As if more evidence were needed that it's hard to pull apart knowing a language from knowing a culture ...
There was a post yesterday at
Britské listy about direct election of the president in the Czech Republic. When Czechoslovakia was set up after World War I, the system was established that the people elect the parliament, then the parliament elects the president. This procedure was retained when the country was re-established after World War II, and through the communist period, though the parliamentary elections at the time were predetermined, so the election of the president was a formality of power rather than a real political event. Parliamentary election of the president continued into post-communist Czechoslovakia and then into the Czech Republic after the "Velvet Divorce" in which Czechoslovakia became the two independent states. The parliament recently changed this, so in 2013, the successor to current Czech president Václav Klaus will be chosen in a direct election by the voters, not by the parliament.
Yesterday's post was titled "
The direct election of the president is just a pacifier," the point being that the new form of election won't accomplish much of importance, but is mostly about distracting the public from things the politicians don't want them to be thinking about.
"Now that the candidates for president include Vladimír Dlouhý, Ladislav Jakl, and Pepek Vyskoč from Putim, the dance of the candidates has assumed an utterly grotesque character." Who are these people the writer is talking about?
Czech Wikipedie will tell you that
Vladimír Dlouhý is a politician, the first minister of industry and trade in the new Czech Republic back in the early 1990s. The same source informs you that
Ladislav Jakl is a former journalist and currently the director of the political section of the Office of the President of the Republic.
And Pepek Vyskoč from Putim? Czech Wikipedie won't tell you who he is.
He's this guy (the one with no hat, not the police commander):
He's a character from one of the most famous Czech novels,
The Adventures of the Good Soldier Švejk in the World War. He's the town shepherd, a half-wit (or maybe a quarter). He often bleets when he talks.
The police commander has been ordered by his district superior to find a paid snitch to get information about the mood of the populace regarding the war. He can't think of who to get, when into his office walks the shepherd, bleeting. The commander pulls him aside, slips him a coin ("borrowed" from one of his officers), and speaks with him confidentially. "If you hear anyone say that the Emperor is an ass, or that we won't win the war, you come tell me." He sends him out, and as the fellow reaches the door, the police officer says to him, "Pepku, vyskoč!" ("Joey, jump!") and the man does an odd little jump.
Afterward, he's dictating a report for his superior, about how he's found a paid informant. He's not sure of the shepherd's name, so he asks the underling who's taking dictation. "I've only ever heard him called Pepek Vyskoč."
"Alright, then," says the commander, "our informant is Josef Vyskoč."

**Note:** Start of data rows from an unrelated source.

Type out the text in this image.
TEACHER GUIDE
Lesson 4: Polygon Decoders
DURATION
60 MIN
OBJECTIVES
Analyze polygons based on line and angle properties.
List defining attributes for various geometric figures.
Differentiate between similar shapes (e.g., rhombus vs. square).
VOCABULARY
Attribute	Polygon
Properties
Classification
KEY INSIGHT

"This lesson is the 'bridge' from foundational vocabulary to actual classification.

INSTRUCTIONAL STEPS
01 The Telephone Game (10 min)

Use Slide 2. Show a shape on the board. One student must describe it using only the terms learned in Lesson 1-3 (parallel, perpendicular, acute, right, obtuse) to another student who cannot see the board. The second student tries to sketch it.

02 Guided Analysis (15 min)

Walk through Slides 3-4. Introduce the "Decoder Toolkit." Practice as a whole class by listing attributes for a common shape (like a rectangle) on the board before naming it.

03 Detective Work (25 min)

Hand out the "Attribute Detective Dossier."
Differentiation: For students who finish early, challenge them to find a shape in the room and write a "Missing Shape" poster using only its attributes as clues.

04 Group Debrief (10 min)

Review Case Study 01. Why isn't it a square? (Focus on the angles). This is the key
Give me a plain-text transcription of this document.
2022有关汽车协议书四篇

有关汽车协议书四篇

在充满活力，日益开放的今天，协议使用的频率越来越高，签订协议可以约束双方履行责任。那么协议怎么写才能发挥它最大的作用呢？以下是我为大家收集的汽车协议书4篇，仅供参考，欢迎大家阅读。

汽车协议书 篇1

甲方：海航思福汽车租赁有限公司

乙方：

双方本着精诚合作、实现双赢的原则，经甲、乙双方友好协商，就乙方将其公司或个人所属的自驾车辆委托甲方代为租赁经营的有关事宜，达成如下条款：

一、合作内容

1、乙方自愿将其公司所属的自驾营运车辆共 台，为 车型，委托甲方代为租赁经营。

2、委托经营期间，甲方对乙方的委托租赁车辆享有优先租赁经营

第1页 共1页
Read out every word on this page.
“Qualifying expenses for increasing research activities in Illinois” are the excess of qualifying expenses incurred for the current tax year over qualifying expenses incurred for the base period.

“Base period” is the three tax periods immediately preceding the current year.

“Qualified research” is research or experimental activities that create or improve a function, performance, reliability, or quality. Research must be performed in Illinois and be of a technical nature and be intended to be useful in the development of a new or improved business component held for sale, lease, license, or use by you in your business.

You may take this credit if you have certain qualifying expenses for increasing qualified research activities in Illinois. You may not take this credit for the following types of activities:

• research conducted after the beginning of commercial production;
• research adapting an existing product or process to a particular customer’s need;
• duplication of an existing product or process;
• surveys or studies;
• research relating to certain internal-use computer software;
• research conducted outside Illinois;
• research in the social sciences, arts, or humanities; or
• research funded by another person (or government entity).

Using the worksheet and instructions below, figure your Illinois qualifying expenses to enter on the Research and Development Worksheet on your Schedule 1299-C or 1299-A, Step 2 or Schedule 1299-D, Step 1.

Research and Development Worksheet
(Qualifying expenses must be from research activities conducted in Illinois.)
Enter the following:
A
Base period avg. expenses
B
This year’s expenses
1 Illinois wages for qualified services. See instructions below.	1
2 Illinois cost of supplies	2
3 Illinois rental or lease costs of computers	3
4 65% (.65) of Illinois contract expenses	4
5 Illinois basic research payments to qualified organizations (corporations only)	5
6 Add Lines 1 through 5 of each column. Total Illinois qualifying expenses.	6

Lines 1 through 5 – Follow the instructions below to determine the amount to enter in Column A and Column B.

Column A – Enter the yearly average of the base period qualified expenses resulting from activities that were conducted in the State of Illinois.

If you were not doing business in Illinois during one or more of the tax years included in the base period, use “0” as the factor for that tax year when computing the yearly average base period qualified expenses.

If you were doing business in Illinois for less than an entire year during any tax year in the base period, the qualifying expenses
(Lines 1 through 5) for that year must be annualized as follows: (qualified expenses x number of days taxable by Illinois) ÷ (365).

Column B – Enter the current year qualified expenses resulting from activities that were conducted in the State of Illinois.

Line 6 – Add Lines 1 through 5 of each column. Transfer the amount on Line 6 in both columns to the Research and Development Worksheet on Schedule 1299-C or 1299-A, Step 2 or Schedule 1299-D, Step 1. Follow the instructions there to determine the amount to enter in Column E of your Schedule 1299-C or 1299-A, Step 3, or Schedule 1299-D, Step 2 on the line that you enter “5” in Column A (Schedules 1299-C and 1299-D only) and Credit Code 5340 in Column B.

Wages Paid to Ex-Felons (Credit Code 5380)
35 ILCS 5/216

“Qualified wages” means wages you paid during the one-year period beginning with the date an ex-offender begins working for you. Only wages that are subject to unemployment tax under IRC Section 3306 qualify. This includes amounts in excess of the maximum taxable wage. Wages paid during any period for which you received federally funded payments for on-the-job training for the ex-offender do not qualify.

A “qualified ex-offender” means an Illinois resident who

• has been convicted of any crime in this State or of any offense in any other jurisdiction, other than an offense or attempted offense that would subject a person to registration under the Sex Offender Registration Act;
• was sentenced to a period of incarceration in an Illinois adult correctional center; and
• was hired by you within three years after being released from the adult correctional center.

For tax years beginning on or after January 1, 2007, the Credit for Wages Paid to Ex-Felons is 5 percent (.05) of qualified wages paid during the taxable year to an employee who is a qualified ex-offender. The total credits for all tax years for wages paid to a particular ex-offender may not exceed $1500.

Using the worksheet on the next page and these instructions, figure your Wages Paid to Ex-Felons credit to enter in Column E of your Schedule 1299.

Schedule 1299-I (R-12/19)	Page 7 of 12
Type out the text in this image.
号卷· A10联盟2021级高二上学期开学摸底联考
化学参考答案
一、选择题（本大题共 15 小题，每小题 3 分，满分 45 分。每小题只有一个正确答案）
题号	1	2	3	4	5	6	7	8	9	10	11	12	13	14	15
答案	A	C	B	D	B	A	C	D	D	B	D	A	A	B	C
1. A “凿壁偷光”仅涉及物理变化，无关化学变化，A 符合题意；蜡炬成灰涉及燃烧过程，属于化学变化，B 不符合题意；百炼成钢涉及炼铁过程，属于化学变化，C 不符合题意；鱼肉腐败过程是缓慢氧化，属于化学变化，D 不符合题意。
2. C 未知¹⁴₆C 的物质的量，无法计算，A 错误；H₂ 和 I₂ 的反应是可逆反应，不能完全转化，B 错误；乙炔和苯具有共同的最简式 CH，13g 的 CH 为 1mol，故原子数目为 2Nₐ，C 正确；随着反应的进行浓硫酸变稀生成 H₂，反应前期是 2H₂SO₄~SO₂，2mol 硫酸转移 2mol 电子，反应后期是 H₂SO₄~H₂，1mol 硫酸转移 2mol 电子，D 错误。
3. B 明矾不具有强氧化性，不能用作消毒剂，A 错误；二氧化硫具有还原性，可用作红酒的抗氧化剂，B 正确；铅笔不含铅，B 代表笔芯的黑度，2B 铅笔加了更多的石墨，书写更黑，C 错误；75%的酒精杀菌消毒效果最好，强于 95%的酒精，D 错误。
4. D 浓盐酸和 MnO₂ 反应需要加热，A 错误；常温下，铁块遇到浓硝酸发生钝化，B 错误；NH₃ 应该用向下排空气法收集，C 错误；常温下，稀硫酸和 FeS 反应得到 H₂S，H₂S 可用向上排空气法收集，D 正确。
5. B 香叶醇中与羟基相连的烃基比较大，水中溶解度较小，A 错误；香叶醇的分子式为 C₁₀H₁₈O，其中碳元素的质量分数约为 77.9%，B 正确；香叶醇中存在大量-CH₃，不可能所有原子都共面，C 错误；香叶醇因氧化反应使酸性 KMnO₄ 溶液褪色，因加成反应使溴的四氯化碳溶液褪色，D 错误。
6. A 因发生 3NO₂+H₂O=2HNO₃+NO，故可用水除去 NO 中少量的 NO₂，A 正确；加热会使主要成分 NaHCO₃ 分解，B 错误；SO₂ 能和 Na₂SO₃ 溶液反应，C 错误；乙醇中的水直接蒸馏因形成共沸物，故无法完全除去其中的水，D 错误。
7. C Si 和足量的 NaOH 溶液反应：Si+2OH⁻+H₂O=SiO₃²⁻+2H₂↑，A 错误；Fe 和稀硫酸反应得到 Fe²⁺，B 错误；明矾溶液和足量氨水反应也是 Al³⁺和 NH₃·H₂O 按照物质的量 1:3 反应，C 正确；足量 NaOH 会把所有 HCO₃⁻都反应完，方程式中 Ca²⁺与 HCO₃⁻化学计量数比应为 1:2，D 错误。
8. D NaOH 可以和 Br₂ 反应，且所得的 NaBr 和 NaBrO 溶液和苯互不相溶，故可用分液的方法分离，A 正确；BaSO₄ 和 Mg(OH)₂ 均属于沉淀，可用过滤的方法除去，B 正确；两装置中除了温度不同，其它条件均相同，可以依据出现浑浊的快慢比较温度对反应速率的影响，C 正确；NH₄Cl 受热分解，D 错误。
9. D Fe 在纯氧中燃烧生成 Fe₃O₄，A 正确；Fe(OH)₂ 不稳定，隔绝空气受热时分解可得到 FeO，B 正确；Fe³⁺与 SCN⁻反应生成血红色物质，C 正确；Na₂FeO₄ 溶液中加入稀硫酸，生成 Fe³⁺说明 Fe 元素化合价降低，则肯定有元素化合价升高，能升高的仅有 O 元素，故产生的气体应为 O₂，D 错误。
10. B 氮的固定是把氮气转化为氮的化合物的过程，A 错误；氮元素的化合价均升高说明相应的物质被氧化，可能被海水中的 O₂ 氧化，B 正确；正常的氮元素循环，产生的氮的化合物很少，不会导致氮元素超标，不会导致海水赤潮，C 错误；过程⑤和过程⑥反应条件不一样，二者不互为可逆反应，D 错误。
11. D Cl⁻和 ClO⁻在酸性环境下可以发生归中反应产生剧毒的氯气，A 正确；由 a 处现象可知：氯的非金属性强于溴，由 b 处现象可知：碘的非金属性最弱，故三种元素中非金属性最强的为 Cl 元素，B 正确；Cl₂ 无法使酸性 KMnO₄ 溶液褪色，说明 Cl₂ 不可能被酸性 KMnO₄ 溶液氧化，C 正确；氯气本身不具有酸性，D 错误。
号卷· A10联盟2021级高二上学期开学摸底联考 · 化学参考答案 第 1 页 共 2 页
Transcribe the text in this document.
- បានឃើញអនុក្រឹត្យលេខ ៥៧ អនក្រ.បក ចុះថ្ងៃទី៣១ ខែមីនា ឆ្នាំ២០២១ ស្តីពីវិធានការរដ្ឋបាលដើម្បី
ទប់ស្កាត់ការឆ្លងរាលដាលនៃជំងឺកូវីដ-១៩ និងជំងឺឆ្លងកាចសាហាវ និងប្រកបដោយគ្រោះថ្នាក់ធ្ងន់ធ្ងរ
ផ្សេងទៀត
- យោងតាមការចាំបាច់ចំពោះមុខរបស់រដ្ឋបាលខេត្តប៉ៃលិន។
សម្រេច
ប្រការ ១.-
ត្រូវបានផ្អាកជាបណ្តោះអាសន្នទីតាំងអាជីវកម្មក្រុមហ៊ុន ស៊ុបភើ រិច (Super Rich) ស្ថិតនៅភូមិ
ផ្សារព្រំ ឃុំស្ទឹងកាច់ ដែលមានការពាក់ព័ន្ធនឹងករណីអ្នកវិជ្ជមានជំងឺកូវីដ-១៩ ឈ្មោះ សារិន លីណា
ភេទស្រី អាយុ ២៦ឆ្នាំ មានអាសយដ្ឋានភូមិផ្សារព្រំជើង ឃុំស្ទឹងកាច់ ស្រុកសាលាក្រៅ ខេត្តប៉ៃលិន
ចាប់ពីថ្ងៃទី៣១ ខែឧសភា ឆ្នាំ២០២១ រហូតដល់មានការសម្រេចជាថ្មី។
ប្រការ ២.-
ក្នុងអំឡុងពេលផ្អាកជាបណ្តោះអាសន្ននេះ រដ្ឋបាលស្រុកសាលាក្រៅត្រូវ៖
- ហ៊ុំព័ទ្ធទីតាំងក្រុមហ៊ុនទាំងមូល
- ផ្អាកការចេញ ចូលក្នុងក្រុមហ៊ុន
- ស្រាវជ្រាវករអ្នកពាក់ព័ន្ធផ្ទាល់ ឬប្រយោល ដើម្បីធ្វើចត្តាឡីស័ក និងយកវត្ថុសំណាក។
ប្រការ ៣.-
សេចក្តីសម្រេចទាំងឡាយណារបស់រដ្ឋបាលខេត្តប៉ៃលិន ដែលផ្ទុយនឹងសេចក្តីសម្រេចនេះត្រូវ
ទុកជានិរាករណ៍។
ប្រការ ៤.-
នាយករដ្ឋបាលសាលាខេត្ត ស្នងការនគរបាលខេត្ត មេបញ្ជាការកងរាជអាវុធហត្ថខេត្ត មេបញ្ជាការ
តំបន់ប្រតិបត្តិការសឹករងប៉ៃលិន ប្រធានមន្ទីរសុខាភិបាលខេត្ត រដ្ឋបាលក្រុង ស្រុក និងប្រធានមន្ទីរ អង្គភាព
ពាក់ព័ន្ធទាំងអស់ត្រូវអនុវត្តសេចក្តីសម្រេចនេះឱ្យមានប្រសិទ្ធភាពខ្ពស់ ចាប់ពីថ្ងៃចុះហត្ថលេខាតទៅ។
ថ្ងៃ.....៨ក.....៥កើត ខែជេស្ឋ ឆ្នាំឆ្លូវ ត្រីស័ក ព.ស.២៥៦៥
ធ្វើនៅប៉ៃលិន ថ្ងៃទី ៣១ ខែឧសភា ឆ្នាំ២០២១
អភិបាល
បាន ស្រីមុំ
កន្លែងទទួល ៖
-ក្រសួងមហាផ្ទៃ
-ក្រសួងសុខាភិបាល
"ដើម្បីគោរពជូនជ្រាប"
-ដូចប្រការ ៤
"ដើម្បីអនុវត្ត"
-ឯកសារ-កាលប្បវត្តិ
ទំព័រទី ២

The next day the priest comes to commander all concerned and asks to speak to him in private. "The shepherd told me you said the Emperor is an ass and that we won't win the war!"
That's Pepek Vyskoč from Putim. A world of denigration hurled at the presidential field in four quick words. And a grammar book or dictionary won't be of much use in helping you figure out what the writer means. Knowledge of a language is tied up with knowledge of a culture.
Well, that's less true now than it used to be, thanks to
Google ... (How do you think I refreshed my memory of who Pepek Vyskoč was, or found the picture above?)